Tutto questo ha conseguenze devastanti, materiali e morali, sulla vita quotidiana delle persone e delle famiglie.

E’ interessante che sia De Rita che Renzi – oggi in conflitto – appartengano alla stessa area culturale e politica, quella sinistra democristiana che, nei nostri anni, ha avuto in Romano Prodi la sua incarnazione suprema (anche come protagonista dell’Europa dell’euro).

 

NUOVO UMANESIMO ?

 

Sempre venerdì, nelle stesse ore, c’è stato un altro evento, passato quasi inosservato, ed è il tradizionale discorso di S. Ambrogio dell’arcivescovo di Milano, Angelo Scola, che quest’anno ha messo a tema “Un nuovo umanesimo per Milano e le terre ambrosiane”.

Ha iniziato richiamando il dovere dei cristiani di contribuire “all’edificazione della vita buona”. Ed è già una bella partenza in un tempo di fuga dei cristiani nella comoda scelta intimistica delle sacrestie e della psicologia.

Ha indicato ai cristiani la strada del “nuovo umanesimo” perché si è parte della famiglia umana e perché si è “seguaci di un Dio incarnato che ha assunto la condizione umana” anche “per accompagnarci nel nostro quotidiano cammino su questa terra”.

Scola ha precisato che “non si deve però parlare in astratto di un umanesimo buono per tutte le stagioni. Solo se sorge dal di dentro dei ritmi e dei processi dell’attuale travaglio storico si può parlare di nuovo umanesimo”.

Quindi – “non perdendo l’origine” – occorre aiutare una fioritura degli uomini concreti di oggi e della loro vita. E’ quella che si suole chiamare: scommessa sul “capitale umano”.

E già qui si tocca un tasto dolentissimo perché, secondo il Rapporto Censis, l’Italia è un Paese dal capitale umano “inagito e dissipato”, con 8 milioni di persone ferme, non utilizzate, fuori dalla vita economica e sociale (gran parte dei quali sono giovani, “umiliati” come mai prima).

Uno spreco di risorse umane paragonabile solo allo spreco delle nostre bellezze naturali e artistiche.

Tuttavia abbiamo bisogno di persone che indichino una strada percorribile, una speranza.

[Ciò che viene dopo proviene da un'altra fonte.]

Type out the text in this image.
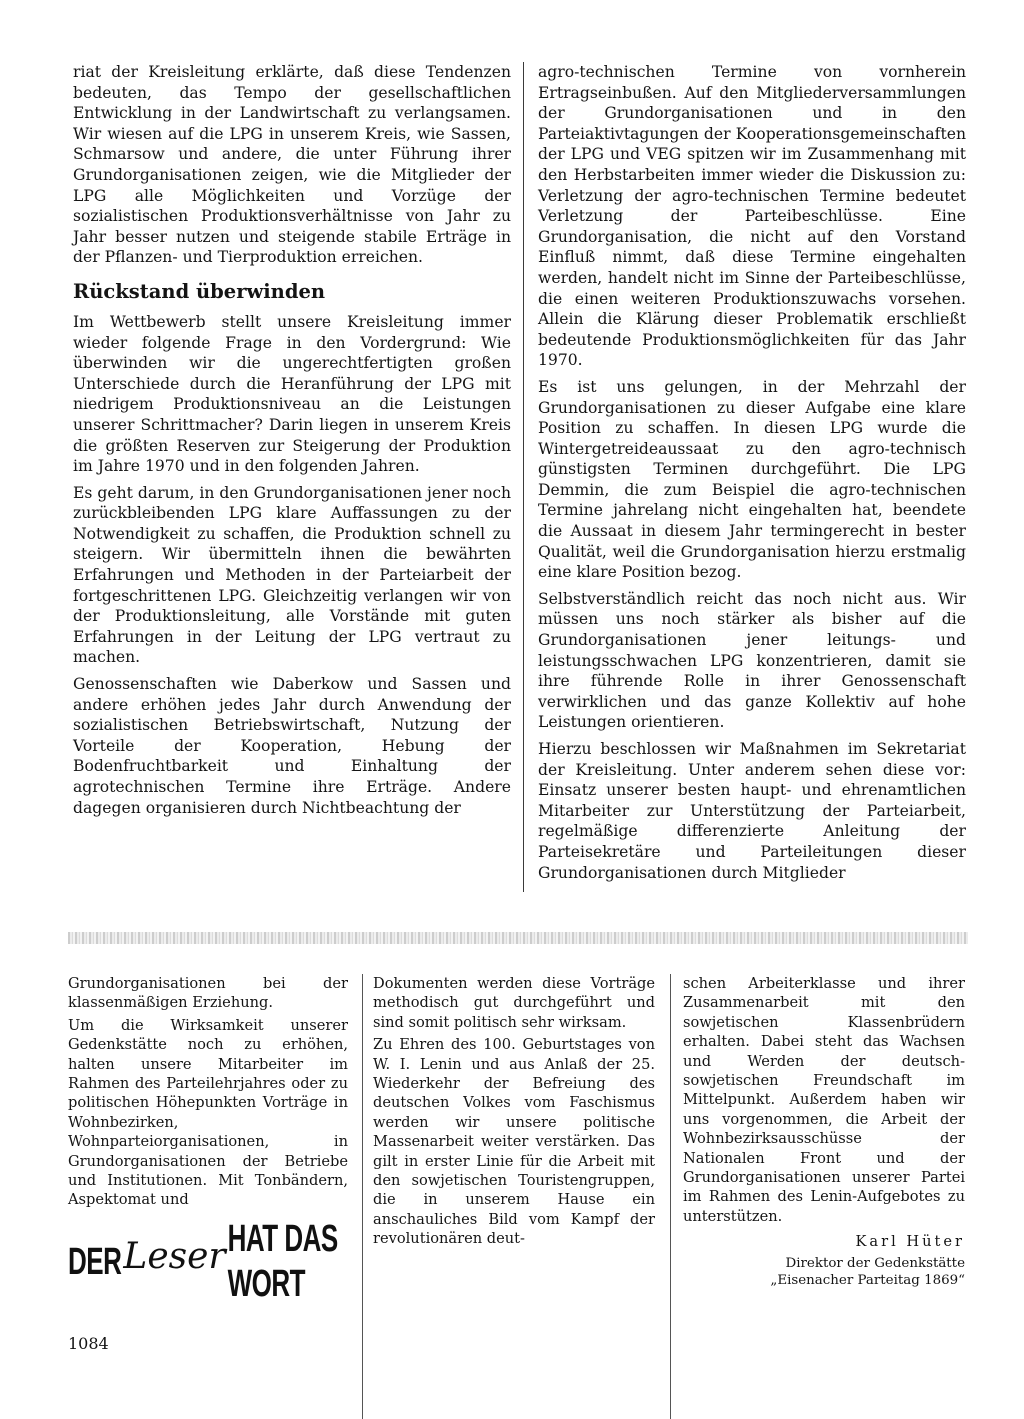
riat der Kreisleitung erklärte, daß diese Tendenzen bedeuten, das Tempo der gesellschaftlichen Entwicklung in der Landwirtschaft zu verlangsamen. Wir wiesen auf die LPG in unserem Kreis, wie Sassen, Schmarsow und andere, die unter Führung ihrer Grundorganisationen zeigen, wie die Mitglieder der LPG alle Möglichkeiten und Vorzüge der sozialistischen Produktionsverhältnisse von Jahr zu Jahr besser nutzen und steigende stabile Erträge in der Pflanzen- und Tierproduktion erreichen.

Rückstand überwinden

Im Wettbewerb stellt unsere Kreisleitung immer wieder folgende Frage in den Vordergrund: Wie überwinden wir die ungerechtfertigten großen Unterschiede durch die Heranführung der LPG mit niedrigem Produktionsniveau an die Leistungen unserer Schrittmacher? Darin liegen in unserem Kreis die größten Reserven zur Steigerung der Produktion im Jahre 1970 und in den folgenden Jahren.

Es geht darum, in den Grundorganisationen jener noch zurückbleibenden LPG klare Auffassungen zu der Notwendigkeit zu schaffen, die Produktion schnell zu steigern. Wir übermitteln ihnen die bewährten Erfahrungen und Methoden in der Parteiarbeit der fortgeschrittenen LPG. Gleichzeitig verlangen wir von der Produktionsleitung, alle Vorstände mit guten Erfahrungen in der Leitung der LPG vertraut zu machen.

Genossenschaften wie Daberkow und Sassen und andere erhöhen jedes Jahr durch Anwendung der sozialistischen Betriebswirtschaft, Nutzung der Vorteile der Kooperation, Hebung der Bodenfruchtbarkeit und Einhaltung der agrotechnischen Termine ihre Erträge. Andere dagegen organisieren durch Nichtbeachtung der

agro-technischen Termine von vornherein Ertragseinbußen. Auf den Mitgliederversammlungen der Grundorganisationen und in den Parteiaktivtagungen der Kooperationsgemeinschaften der LPG und VEG spitzen wir im Zusammenhang mit den Herbstarbeiten immer wieder die Diskussion zu: Verletzung der agro-technischen Termine bedeutet Verletzung der Parteibeschlüsse. Eine Grundorganisation, die nicht auf den Vorstand Einfluß nimmt, daß diese Termine eingehalten werden, handelt nicht im Sinne der Parteibeschlüsse, die einen weiteren Produktionszuwachs vorsehen. Allein die Klärung dieser Problematik erschließt bedeutende Produktionsmöglichkeiten für das Jahr 1970.

Es ist uns gelungen, in der Mehrzahl der Grundorganisationen zu dieser Aufgabe eine klare Position zu schaffen. In diesen LPG wurde die Wintergetreideaussaat zu den agro-technisch günstigsten Terminen durchgeführt. Die LPG Demmin, die zum Beispiel die agro-technischen Termine jahrelang nicht eingehalten hat, beendete die Aussaat in diesem Jahr termingerecht in bester Qualität, weil die Grundorganisation hierzu erstmalig eine klare Position bezog.

Selbstverständlich reicht das noch nicht aus. Wir müssen uns noch stärker als bisher auf die Grundorganisationen jener leitungs- und leistungsschwachen LPG konzentrieren, damit sie ihre führende Rolle in ihrer Genossenschaft verwirklichen und das ganze Kollektiv auf hohe Leistungen orientieren.

Hierzu beschlossen wir Maßnahmen im Sekretariat der Kreisleitung. Unter anderem sehen diese vor: Einsatz unserer besten haupt- und ehrenamtlichen Mitarbeiter zur Unterstützung der Parteiarbeit, regelmäßige differenzierte Anleitung der Parteisekretäre und Parteileitungen dieser Grundorganisationen durch Mitglieder

Grundorganisationen bei der klassenmäßigen Erziehung.

Um die Wirksamkeit unserer Gedenkstätte noch zu erhöhen, halten unsere Mitarbeiter im Rahmen des Parteilehrjahres oder zu politischen Höhepunkten Vorträge in Wohnbezirken, Wohnparteiorganisationen, in Grundorganisationen der Betriebe und Institutionen. Mit Tonbändern, Aspektomat und

Dokumenten werden diese Vorträge methodisch gut durchgeführt und sind somit politisch sehr wirksam.

Zu Ehren des 100. Geburtstages von W. I. Lenin und aus Anlaß der 25. Wiederkehr der Befreiung des deutschen Volkes vom Faschismus werden wir unsere politische Massenarbeit weiter verstärken. Das gilt in erster Linie für die Arbeit mit den sowjetischen Touristengruppen, die in unserem Hause ein anschauliches Bild vom Kampf der revolutionären deut-

schen Arbeiterklasse und ihrer Zusammenarbeit mit den sowjetischen Klassenbrüdern erhalten. Dabei steht das Wachsen und Werden der deutsch-sowjetischen Freundschaft im Mittelpunkt. Außerdem haben wir uns vorgenommen, die Arbeit der Wohnbezirksausschüsse der Nationalen Front und der Grundorganisationen unserer Partei im Rahmen des Lenin-Aufgebotes zu unterstützen.

Karl Hüter

Direktor der Gedenkstätte

„Eisenacher Parteitag 1869“

DER Leser HAT DAS WORT
1084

Che magari si possa imparare dalla nostra storia, da quello che hanno vissuto i nostri padri.

C’è dunque un passaggio significativo nel discorso di Scola che

dice: “Guardando la nostra storia possiamo parlare di un autentico umanesimo della responsabilità: piedi per terra e sguardo volto al cielo. Questa tradizione ha continuato ad alimentare, anche se in variegati modi e con diversa intensità, le terre ambrosiane nel corso degli ultimi sessant’anni. Sono ancora presenti i benefici frutti di una stagione storica caratterizzata da uno sviluppo accelerato reso possibile nel dopoguerra dalle energie costruttive delle nostre genti e degli immigrati italiani”.

 

LA FEDE DEI PADRI

 

E’ un implicito richiamo al secondo dopoguerra quando il Paese era uscito devastato dal conflitto mondiale, sia materialmente che civilmente.

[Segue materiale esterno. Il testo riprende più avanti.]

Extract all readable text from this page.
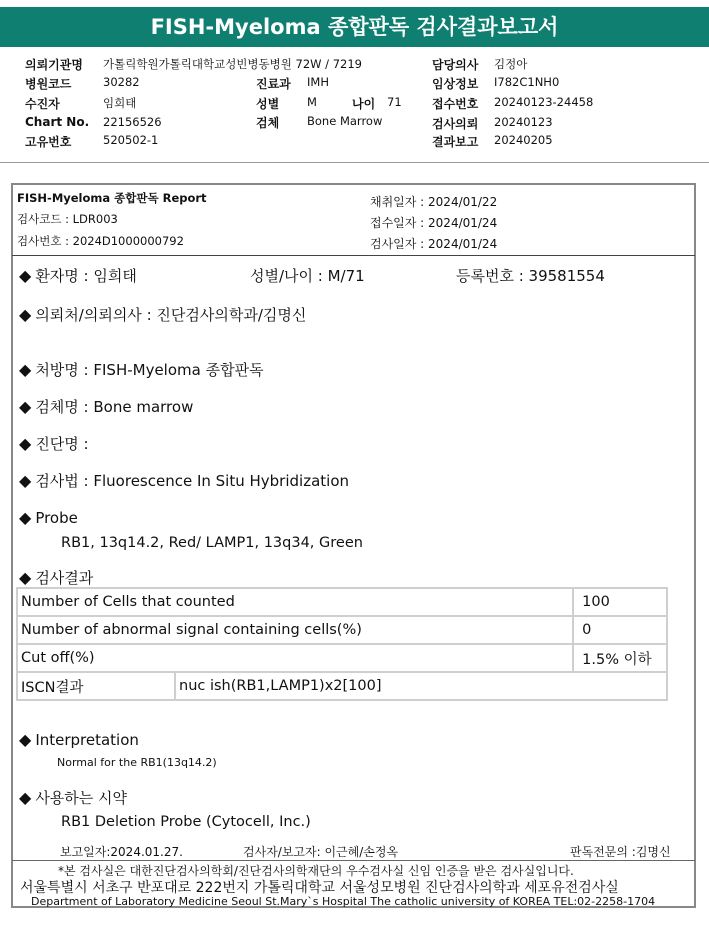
FISH-Myeloma 종합판독 검사결과보고서
의뢰기관명 가톨릭학원가톨릭대학교성빈병동병원 72W / 7219
병원코드	30282
수진자	임희태
Chart No. 22156526
고유번호	520502-1
진료과 IMH
성별 M	나이 71
검체 Bone Marrow
담당의사 김정아
임상정보 I782C1NH0
접수번호 20240123-24458
검사의뢰 20240123
결과보고 20240205
FISH-Myeloma 종합판독 Report
검사코드 : LDR003
검사번호 : 2024D1000000792
채취일자 : 2024/01/22
접수일자 : 2024/01/24
검사일자 : 2024/01/24
◆ 환자명 : 임희태	성별/나이 : M/71	등록번호 : 39581554
◆ 의뢰처/의뢰의사 : 진단검사의학과/김명신
◆ 처방명 : FISH-Myeloma 종합판독
◆ 검체명 : Bone marrow
◆ 진단명 :
◆ 검사법 : Fluorescence In Situ Hybridization
◆ Probe
RB1, 13q14.2, Red/ LAMP1, 13q34, Green
◆ 검사결과
Number of Cells that counted		100
Number of abnormal signal containing cells(%)		0
Cut off(%)		1.5% 이하
ISCN결과	nuc ish(RB1,LAMP1)x2[100]	
◆ Interpretation
Normal for the RB1(13q14.2)
◆ 사용하는 시약
RB1 Deletion Probe (Cytocell, Inc.)
보고일자:2024.01.27.	검사자/보고자: 이근혜/손정옥	판독전문의 :김명신
*본 검사실은 대한진단검사의학회/진단검사의학재단의 우수검사실 신임 인증을 받은 검사실입니다.
서울특별시 서초구 반포대로 222번지 가톨릭대학교 서울성모병원 진단검사의학과 세포유전검사실
Department of Laboratory Medicine Seoul St.Mary`s Hospital The catholic university of KOREA TEL:02-2258-1704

In quel contesto l’Italia, con un’economia quasi sottosviluppata e senza risorse energetiche, compì quel “miracolo economico” che lasciò di stucco il mondo intero, schizzando, in pochissimi anni, ai vertici dei paesi industrializzati, tanto che ancora attorno all’anno 2000 su 18 milioni di imprese presenti in Europa (sia grandi che piccole), ben 5 milioni erano in Italia.

Tutto questo prima dell’arrivo dell’euro.

Scriveva Sandro Fontana nel 1998: “ultima arrivata fra le nazioni industrializzate del nostro continente, (l’Italia) è oggi al primo posto per imprenditorialità diffusa…e al primo posto anche come ‘valore aggiunto’, cioè come capacità di trasformare materie prime e, quindi, di esportare prodotti finiti”. Infine – aggiungeva – “l’Italia si trova ai vertici della graduatoria europea anche per quanto riguarda la capacità di risparmio delle famiglie”.

Ancora oggi, notava Scola, viviamo dell’eredità benefica di quel “miracolo economico” sbocciato proprio dal “capitale umano”. Che fu fatto fiorire precisamente dalla fortissima connotazione cristiana del popolo italiano.

Tutto partì infatti da quella Lombardia che, come ha spiegato il cardinale Giacomo Biffi, grazie a San Carlo Borromeo aveva assimilato più di tutti il Concilio tridentino (la sottolineatura del “merito”, contro il luteranesimo) come etica del lavoro e del dovere, ma dentro una gioiosa e creativa speranza (e non nel cupo orizzonte calvinista).

Lo dimostra il libro che ho citato poco sopra, scritto da Sandro Fontana e uscito nel 1998 col titolo “La riscossa dei lombardi”. Sottotitolo: “Le origini del miracolo economico nella regione più laboriosa d’Europa 1929-1959”.

 

COME ERAVAMO

 

La situazione 1946-1948, spiegava Fontana, era analoga a quella del 1870 quando, a causa della violenta “conquista piemontese”, 20 milioni di italiani (metà del Paese) furono “costretti a vendere le loro braccia in ogni luogo del pianeta”. Da quel disastro postrisorgimentale sono venuti tutti i problemi dell’Italia di oggi, soprattutto il sottosviluppo del Meridione.

Ma qualcosa di grande è accaduto già nel primo dopoguerra: nel territorio brianzolo “si erano manifestati con prepotenza e intensità” scrive Fontana “i sintomi d’una industrializzazione rapida e diffusa, basata sul lavoro a domicilio e sulle piccole attività imprenditoriali, sulla figura del mezzadro-operaio e sull’incremento accelerato della proprietà contadina”.

Quel vivaio di prosperità fu gelato dalla politica del fascismo che privilegiava la grande industria bellica e monopolistica, in un quadro protezionista e autarchico.

Poi però, nel secondo dopoguerra, “con l’avvento della democrazia e con la liberalizzazione degli scambi… il ‘modello brianzolo’, si estende, quasi per gemmazione spontanea a tutta la fascia pedemontana della regione caratterizzata dalla presenza capillare della Chiesa Cattolica e dalla diffusione della piccola proprietà contadina”.

Il segreto dunque del miracolo italiano fu una classe dirigente intelligente e lungimirante (i governi centristi per tutti gli anni Cinquanta tennero fra l’altro in perfetto ordine i conti pubblici) e un’educazione popolare cattolica che faceva perno sulla famiglia, sul valore del lavoro e del sacrificio per la ricerca del bene comune.

Una lezione ancora attualissima visto che – nello sfascio dello stato sociale – sono ancora la famiglia e la Chiesa a permettere la tenuta dei legami sociali e una vita almeno degna. Ma c’è qualcuno oggi che si batte contro questa de-moralizzazione del popolo, che punta sul “capitale uomo”, sulla sua creatività, sulla famiglia e su una forte etica del lavoro?